New currencies mean choice but no real difference, say experts

Zimbabweans shouldn’t panic over the country’s recent adoption of four more foreign currencies into the economy – a move that will give people more choice, say analysts.

The recent announcement by the acting governor of the Reserve Bank of Zimbabwe, Charity Dhliwayo, that the Chinese yuan, Australian dollar, Indian rupee and Japanese yen would be accepted as legal tender, set some sections of the nation panicking.

There were fears that the adoption of the Chinese currency would be tantamount to bringing back the Zimbabwean dollar to the economy.

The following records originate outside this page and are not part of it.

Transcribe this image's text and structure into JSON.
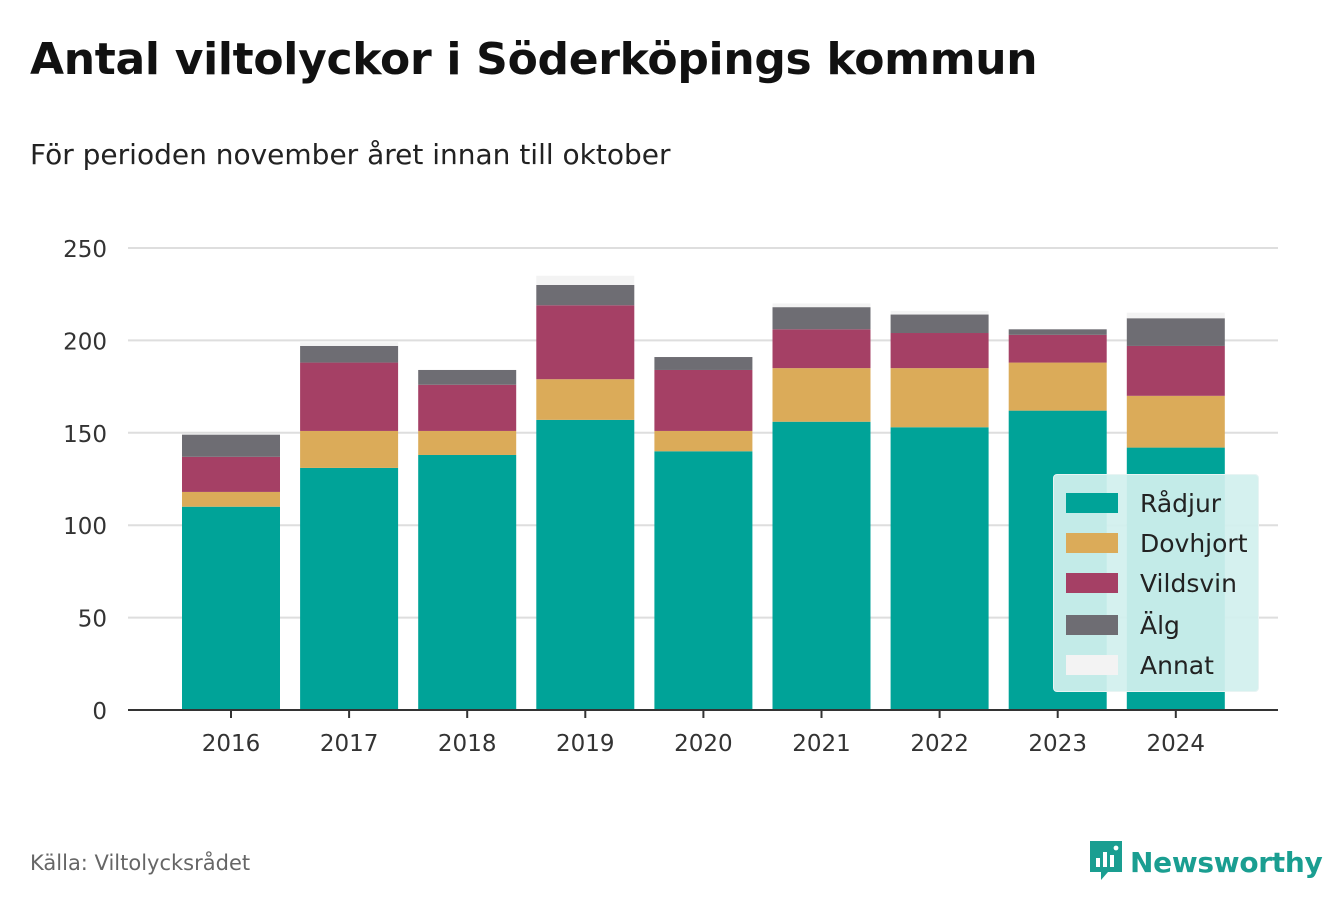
{
  "header": {
    "title": "Antal viltolyckor i Söderköpings kommun",
    "subtitle": "För perioden november året innan till oktober"
  },
  "footer": {
    "source": "Källa: Viltolycksrådet",
    "brand": "Newsworthy",
    "brand_icon": "bar-chart-speech-bubble-icon",
    "brand_color": "#1a9e91"
  },
  "chart_data": {
    "type": "bar",
    "stacked": true,
    "categories": [
      "2016",
      "2017",
      "2018",
      "2019",
      "2020",
      "2021",
      "2022",
      "2023",
      "2024"
    ],
    "series": [
      {
        "name": "Rådjur",
        "color": "#00a398",
        "values": [
          110,
          131,
          138,
          157,
          140,
          156,
          153,
          162,
          142
        ]
      },
      {
        "name": "Dovhjort",
        "color": "#dbab59",
        "values": [
          8,
          20,
          13,
          22,
          11,
          29,
          32,
          26,
          28
        ]
      },
      {
        "name": "Vildsvin",
        "color": "#a54065",
        "values": [
          19,
          37,
          25,
          40,
          33,
          21,
          19,
          15,
          27
        ]
      },
      {
        "name": "Älg",
        "color": "#6e6d73",
        "values": [
          12,
          9,
          8,
          11,
          7,
          12,
          10,
          3,
          15
        ]
      },
      {
        "name": "Annat",
        "color": "#f3f3f3",
        "values": [
          0,
          2,
          0,
          5,
          0,
          2,
          2,
          0,
          3
        ]
      }
    ],
    "yticks": [
      0,
      50,
      100,
      150,
      200,
      250
    ],
    "ylim": [
      0,
      250
    ],
    "grid": true,
    "legend_position": "bottom-right"
  }
}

Political commentator Rejoice Ngwenya said adopting the four other currencies would not make any difference, since people would have choice about which currency to use at individual level. “Zimbabwe was already operating under multiple currency and choices about which one to use are determined by the market and individuals,” Ngwenya said.

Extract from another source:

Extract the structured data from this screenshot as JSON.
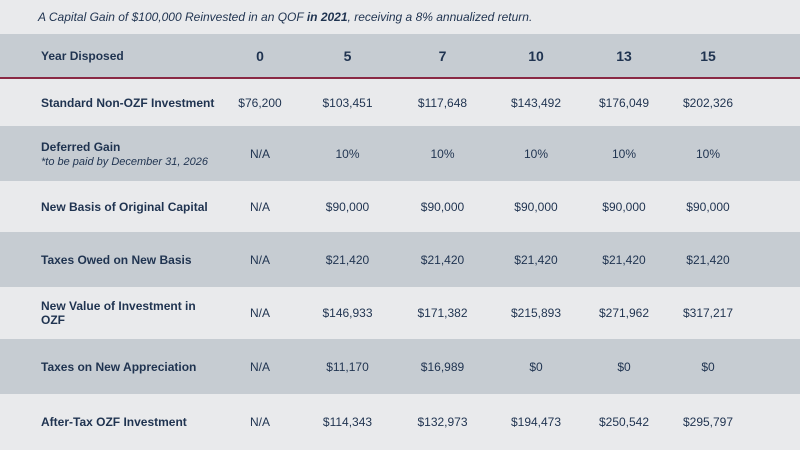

He added that, everything being normal, the strength of the market economy would eventually force people to migrate to the currency they used most – the US dollar.

Economist Eric Bloch said the introduction of the new currencies would not mean much improvement for the liquidity crunch.

Bloch said the Chinese yuan would be massively deposited in the banking system and gradually released into circulation. “People should not panic because the yuan will be convertible to the US dollar or other preferred currencies,” Bloch said.

He said people should feel at home with the new currencies since they were not the discarded Zimbabwean dollar. The United States dollar and the South Africa rand would remain the main legal tender.

Though the Reserve Bank said the new development was as a result of improved trade between Zimbabwe and the four countries, observers said it was actually down to the severe and persistent liquidity crunch the country was experiencing.

Since the end of last year, government and some companies have struggled to pay workers’ salaries due to cash shortages.

Depositors were not spared the inconvenience, as they were either restricted by cash withdrawal limits or banks had nothing for clients to withdraw. Zimbabwe’s situation was worsened by its failure to get loans from international financial institutions, as it was blacklisted as a bad debtor.